A volunteer team has been given special permission to dive on the wreck of the Royal Oak in Orkney's Scapa Flow.

The ship - which was sunk by a U-boat in Scapa Flow in October 1939 with the loss of more than 830 men and boys - is protected as a war grave.

But the divers have been allowed to gather images and information for use in 80th anniversary commemorations.

It follows similar projects by the same group on the wrecks of the Royal Navy ships HMS Hampshire and HMS Vanguard.

image copyrightChris Rowland/Crown Copyright
image captionFour torpedo holes are visible in the hull of Royal Oak

Stromness-based dive boat owner Emily Turton told BBC Radio Orkney "diving was banned on Royal Oak in 2002" to protect it.

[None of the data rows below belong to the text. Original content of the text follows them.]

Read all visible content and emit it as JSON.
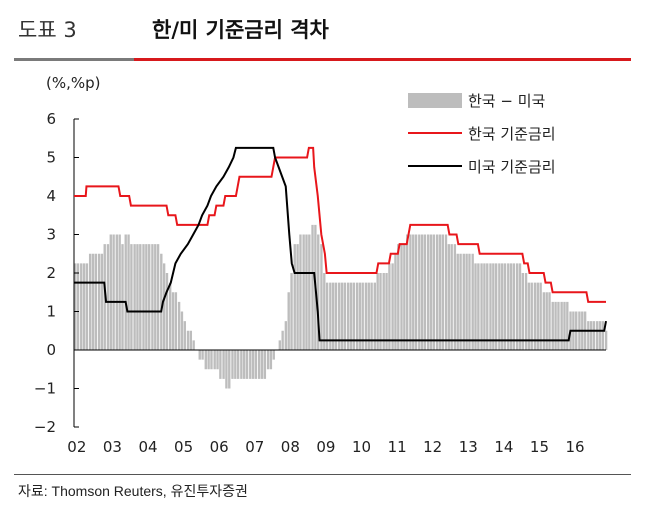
{
  "header": {
    "figure_label": "도표 3",
    "title": "한/미 기준금리 격차"
  },
  "unit_label": "(%,%p)",
  "source": "자료: Thomson Reuters, 유진투자증권",
  "chart_data": {
    "type": "bar+line",
    "x_labels": [
      "02",
      "03",
      "04",
      "05",
      "06",
      "07",
      "08",
      "09",
      "10",
      "11",
      "12",
      "13",
      "14",
      "15",
      "16"
    ],
    "y_ticks": [
      "6",
      "5",
      "4",
      "3",
      "2",
      "1",
      "0",
      "−1",
      "−2"
    ],
    "ylim": [
      -2,
      6
    ],
    "xlim": [
      2002.0,
      2016.95
    ],
    "legend_position": "top-right",
    "colors": {
      "diff": "#bdbdbd",
      "korea": "#e8161b",
      "us": "#000000"
    },
    "series": [
      {
        "name": "한국 − 미국",
        "type": "bar",
        "color": "#bdbdbd",
        "values": [
          [
            2002.0,
            2.25
          ],
          [
            2002.08,
            2.25
          ],
          [
            2002.17,
            2.25
          ],
          [
            2002.25,
            2.25
          ],
          [
            2002.33,
            2.25
          ],
          [
            2002.42,
            2.5
          ],
          [
            2002.5,
            2.5
          ],
          [
            2002.58,
            2.5
          ],
          [
            2002.67,
            2.5
          ],
          [
            2002.75,
            2.5
          ],
          [
            2002.83,
            2.75
          ],
          [
            2002.92,
            2.75
          ],
          [
            2003.0,
            3.0
          ],
          [
            2003.08,
            3.0
          ],
          [
            2003.17,
            3.0
          ],
          [
            2003.25,
            3.0
          ],
          [
            2003.33,
            2.75
          ],
          [
            2003.42,
            3.0
          ],
          [
            2003.5,
            3.0
          ],
          [
            2003.58,
            2.75
          ],
          [
            2003.67,
            2.75
          ],
          [
            2003.75,
            2.75
          ],
          [
            2003.83,
            2.75
          ],
          [
            2003.92,
            2.75
          ],
          [
            2004.0,
            2.75
          ],
          [
            2004.08,
            2.75
          ],
          [
            2004.17,
            2.75
          ],
          [
            2004.25,
            2.75
          ],
          [
            2004.33,
            2.75
          ],
          [
            2004.42,
            2.5
          ],
          [
            2004.5,
            2.25
          ],
          [
            2004.58,
            2.0
          ],
          [
            2004.67,
            1.75
          ],
          [
            2004.75,
            1.5
          ],
          [
            2004.83,
            1.5
          ],
          [
            2004.92,
            1.25
          ],
          [
            2005.0,
            1.0
          ],
          [
            2005.08,
            0.75
          ],
          [
            2005.17,
            0.5
          ],
          [
            2005.25,
            0.5
          ],
          [
            2005.33,
            0.25
          ],
          [
            2005.42,
            0.0
          ],
          [
            2005.5,
            -0.25
          ],
          [
            2005.58,
            -0.25
          ],
          [
            2005.67,
            -0.5
          ],
          [
            2005.75,
            -0.5
          ],
          [
            2005.83,
            -0.5
          ],
          [
            2005.92,
            -0.5
          ],
          [
            2006.0,
            -0.5
          ],
          [
            2006.08,
            -0.75
          ],
          [
            2006.17,
            -0.75
          ],
          [
            2006.25,
            -1.0
          ],
          [
            2006.33,
            -1.0
          ],
          [
            2006.42,
            -0.75
          ],
          [
            2006.5,
            -0.75
          ],
          [
            2006.58,
            -0.75
          ],
          [
            2006.67,
            -0.75
          ],
          [
            2006.75,
            -0.75
          ],
          [
            2006.83,
            -0.75
          ],
          [
            2006.92,
            -0.75
          ],
          [
            2007.0,
            -0.75
          ],
          [
            2007.08,
            -0.75
          ],
          [
            2007.17,
            -0.75
          ],
          [
            2007.25,
            -0.75
          ],
          [
            2007.33,
            -0.75
          ],
          [
            2007.42,
            -0.5
          ],
          [
            2007.5,
            -0.5
          ],
          [
            2007.58,
            -0.25
          ],
          [
            2007.67,
            0.0
          ],
          [
            2007.75,
            0.25
          ],
          [
            2007.83,
            0.5
          ],
          [
            2007.92,
            0.75
          ],
          [
            2008.0,
            1.5
          ],
          [
            2008.08,
            2.0
          ],
          [
            2008.17,
            2.75
          ],
          [
            2008.25,
            2.75
          ],
          [
            2008.33,
            3.0
          ],
          [
            2008.42,
            3.0
          ],
          [
            2008.5,
            3.0
          ],
          [
            2008.58,
            3.0
          ],
          [
            2008.67,
            3.25
          ],
          [
            2008.75,
            3.25
          ],
          [
            2008.83,
            3.0
          ],
          [
            2008.92,
            2.75
          ],
          [
            2009.0,
            2.0
          ],
          [
            2009.08,
            1.75
          ],
          [
            2009.17,
            1.75
          ],
          [
            2009.25,
            1.75
          ],
          [
            2009.33,
            1.75
          ],
          [
            2009.42,
            1.75
          ],
          [
            2009.5,
            1.75
          ],
          [
            2009.58,
            1.75
          ],
          [
            2009.67,
            1.75
          ],
          [
            2009.75,
            1.75
          ],
          [
            2009.83,
            1.75
          ],
          [
            2009.92,
            1.75
          ],
          [
            2010.0,
            1.75
          ],
          [
            2010.08,
            1.75
          ],
          [
            2010.17,
            1.75
          ],
          [
            2010.25,
            1.75
          ],
          [
            2010.33,
            1.75
          ],
          [
            2010.42,
            1.75
          ],
          [
            2010.5,
            2.0
          ],
          [
            2010.58,
            2.0
          ],
          [
            2010.67,
            2.0
          ],
          [
            2010.75,
            2.0
          ],
          [
            2010.83,
            2.25
          ],
          [
            2010.92,
            2.25
          ],
          [
            2011.0,
            2.5
          ],
          [
            2011.08,
            2.75
          ],
          [
            2011.17,
            2.75
          ],
          [
            2011.25,
            2.75
          ],
          [
            2011.33,
            3.0
          ],
          [
            2011.42,
            3.0
          ],
          [
            2011.5,
            3.0
          ],
          [
            2011.58,
            3.0
          ],
          [
            2011.67,
            3.0
          ],
          [
            2011.75,
            3.0
          ],
          [
            2011.83,
            3.0
          ],
          [
            2011.92,
            3.0
          ],
          [
            2012.0,
            3.0
          ],
          [
            2012.08,
            3.0
          ],
          [
            2012.17,
            3.0
          ],
          [
            2012.25,
            3.0
          ],
          [
            2012.33,
            3.0
          ],
          [
            2012.42,
            3.0
          ],
          [
            2012.5,
            2.75
          ],
          [
            2012.58,
            2.75
          ],
          [
            2012.67,
            2.75
          ],
          [
            2012.75,
            2.5
          ],
          [
            2012.83,
            2.5
          ],
          [
            2012.92,
            2.5
          ],
          [
            2013.0,
            2.5
          ],
          [
            2013.08,
            2.5
          ],
          [
            2013.17,
            2.5
          ],
          [
            2013.25,
            2.25
          ],
          [
            2013.33,
            2.25
          ],
          [
            2013.42,
            2.25
          ],
          [
            2013.5,
            2.25
          ],
          [
            2013.58,
            2.25
          ],
          [
            2013.67,
            2.25
          ],
          [
            2013.75,
            2.25
          ],
          [
            2013.83,
            2.25
          ],
          [
            2013.92,
            2.25
          ],
          [
            2014.0,
            2.25
          ],
          [
            2014.08,
            2.25
          ],
          [
            2014.17,
            2.25
          ],
          [
            2014.25,
            2.25
          ],
          [
            2014.33,
            2.25
          ],
          [
            2014.42,
            2.25
          ],
          [
            2014.5,
            2.25
          ],
          [
            2014.58,
            2.0
          ],
          [
            2014.67,
            2.0
          ],
          [
            2014.75,
            1.75
          ],
          [
            2014.83,
            1.75
          ],
          [
            2014.92,
            1.75
          ],
          [
            2015.0,
            1.75
          ],
          [
            2015.08,
            1.75
          ],
          [
            2015.17,
            1.5
          ],
          [
            2015.25,
            1.5
          ],
          [
            2015.33,
            1.5
          ],
          [
            2015.42,
            1.25
          ],
          [
            2015.5,
            1.25
          ],
          [
            2015.58,
            1.25
          ],
          [
            2015.67,
            1.25
          ],
          [
            2015.75,
            1.25
          ],
          [
            2015.83,
            1.25
          ],
          [
            2015.92,
            1.0
          ],
          [
            2016.0,
            1.0
          ],
          [
            2016.08,
            1.0
          ],
          [
            2016.17,
            1.0
          ],
          [
            2016.25,
            1.0
          ],
          [
            2016.33,
            1.0
          ],
          [
            2016.42,
            0.75
          ],
          [
            2016.5,
            0.75
          ],
          [
            2016.58,
            0.75
          ],
          [
            2016.67,
            0.75
          ],
          [
            2016.75,
            0.75
          ],
          [
            2016.83,
            0.75
          ],
          [
            2016.92,
            0.5
          ]
        ]
      },
      {
        "name": "한국 기준금리",
        "type": "line",
        "color": "#e8161b",
        "points": [
          [
            2002.0,
            4.0
          ],
          [
            2002.33,
            4.0
          ],
          [
            2002.35,
            4.25
          ],
          [
            2003.25,
            4.25
          ],
          [
            2003.3,
            4.0
          ],
          [
            2003.55,
            4.0
          ],
          [
            2003.6,
            3.75
          ],
          [
            2004.6,
            3.75
          ],
          [
            2004.65,
            3.5
          ],
          [
            2004.85,
            3.5
          ],
          [
            2004.9,
            3.25
          ],
          [
            2005.75,
            3.25
          ],
          [
            2005.8,
            3.5
          ],
          [
            2005.95,
            3.5
          ],
          [
            2006.0,
            3.75
          ],
          [
            2006.2,
            3.75
          ],
          [
            2006.25,
            4.0
          ],
          [
            2006.55,
            4.0
          ],
          [
            2006.6,
            4.25
          ],
          [
            2006.65,
            4.5
          ],
          [
            2007.55,
            4.5
          ],
          [
            2007.6,
            4.75
          ],
          [
            2007.65,
            5.0
          ],
          [
            2008.55,
            5.0
          ],
          [
            2008.6,
            5.25
          ],
          [
            2008.72,
            5.25
          ],
          [
            2008.75,
            4.75
          ],
          [
            2008.85,
            4.0
          ],
          [
            2008.95,
            3.0
          ],
          [
            2009.05,
            2.5
          ],
          [
            2009.1,
            2.0
          ],
          [
            2010.5,
            2.0
          ],
          [
            2010.55,
            2.25
          ],
          [
            2010.85,
            2.25
          ],
          [
            2010.9,
            2.5
          ],
          [
            2011.1,
            2.5
          ],
          [
            2011.15,
            2.75
          ],
          [
            2011.35,
            2.75
          ],
          [
            2011.4,
            3.0
          ],
          [
            2011.45,
            3.25
          ],
          [
            2012.5,
            3.25
          ],
          [
            2012.55,
            3.0
          ],
          [
            2012.75,
            3.0
          ],
          [
            2012.8,
            2.75
          ],
          [
            2013.35,
            2.75
          ],
          [
            2013.4,
            2.5
          ],
          [
            2014.6,
            2.5
          ],
          [
            2014.65,
            2.25
          ],
          [
            2014.75,
            2.25
          ],
          [
            2014.8,
            2.0
          ],
          [
            2015.2,
            2.0
          ],
          [
            2015.25,
            1.75
          ],
          [
            2015.4,
            1.75
          ],
          [
            2015.45,
            1.5
          ],
          [
            2016.4,
            1.5
          ],
          [
            2016.45,
            1.25
          ],
          [
            2016.95,
            1.25
          ]
        ]
      },
      {
        "name": "미국 기준금리",
        "type": "line",
        "color": "#000000",
        "points": [
          [
            2002.0,
            1.75
          ],
          [
            2002.85,
            1.75
          ],
          [
            2002.9,
            1.25
          ],
          [
            2003.45,
            1.25
          ],
          [
            2003.5,
            1.0
          ],
          [
            2004.45,
            1.0
          ],
          [
            2004.5,
            1.25
          ],
          [
            2004.6,
            1.5
          ],
          [
            2004.72,
            1.75
          ],
          [
            2004.85,
            2.25
          ],
          [
            2005.0,
            2.5
          ],
          [
            2005.2,
            2.75
          ],
          [
            2005.35,
            3.0
          ],
          [
            2005.5,
            3.25
          ],
          [
            2005.6,
            3.5
          ],
          [
            2005.75,
            3.75
          ],
          [
            2005.85,
            4.0
          ],
          [
            2006.0,
            4.25
          ],
          [
            2006.2,
            4.5
          ],
          [
            2006.35,
            4.75
          ],
          [
            2006.48,
            5.0
          ],
          [
            2006.55,
            5.25
          ],
          [
            2007.6,
            5.25
          ],
          [
            2007.65,
            5.0
          ],
          [
            2007.75,
            4.75
          ],
          [
            2007.85,
            4.5
          ],
          [
            2007.95,
            4.25
          ],
          [
            2008.05,
            3.0
          ],
          [
            2008.12,
            2.25
          ],
          [
            2008.2,
            2.0
          ],
          [
            2008.75,
            2.0
          ],
          [
            2008.8,
            1.5
          ],
          [
            2008.85,
            1.0
          ],
          [
            2008.9,
            0.25
          ],
          [
            2015.9,
            0.25
          ],
          [
            2015.95,
            0.5
          ],
          [
            2016.9,
            0.5
          ],
          [
            2016.95,
            0.75
          ]
        ]
      }
    ]
  }
}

"Very little access is given to British war graves, and it has to be by special licence," she said.

She said she had been working closely with the Royal Navy northern diving group and the Royal Oak Association.

"We asked what they would like to see," she said.

image copyrightMarjo Tynkkynen/HMS Royal Oak 80
image captionWhat at first looks like part of the structure of the ship is a double bass, complete with its bow
image copyrightMarjo Tynkkynen/HMS Royal Oak 80
image captionDivers found what seems to be a supply of spare navigation lamps

Ambitious plans to produce video and 3D images were delayed following the theft of a laptop and two external hard drives from the team.

Emily Turton said the theft had been "devastating", but she said she hoped it would be possible to recover the raw data, and recreate the processed images.

Gareth Derbyshire, chairman of the Royal Oak Association, said the project was "an important means of ensuring that the history of the ship and the circumstances of its loss were available to future generations.

The last of the survivors of HMS Royal Oak died in December 2016.

image copyrightKieran Hatton/HMS Royal Oak 80
image captionThe site of the wreck in Scapa Flow is protected as a war grave
image copyrightOrkney Library and Archive
image captionThe Royal Oak was sunk by German U-boat U47 in October 1939

Diving work on the wreck is now almost complete.

The next phase of the project will see all the data that has been gathered being collated and processed.

A comprehensive survey report is due to be produced before the end of the year.

The dive team will also present their findings to the public.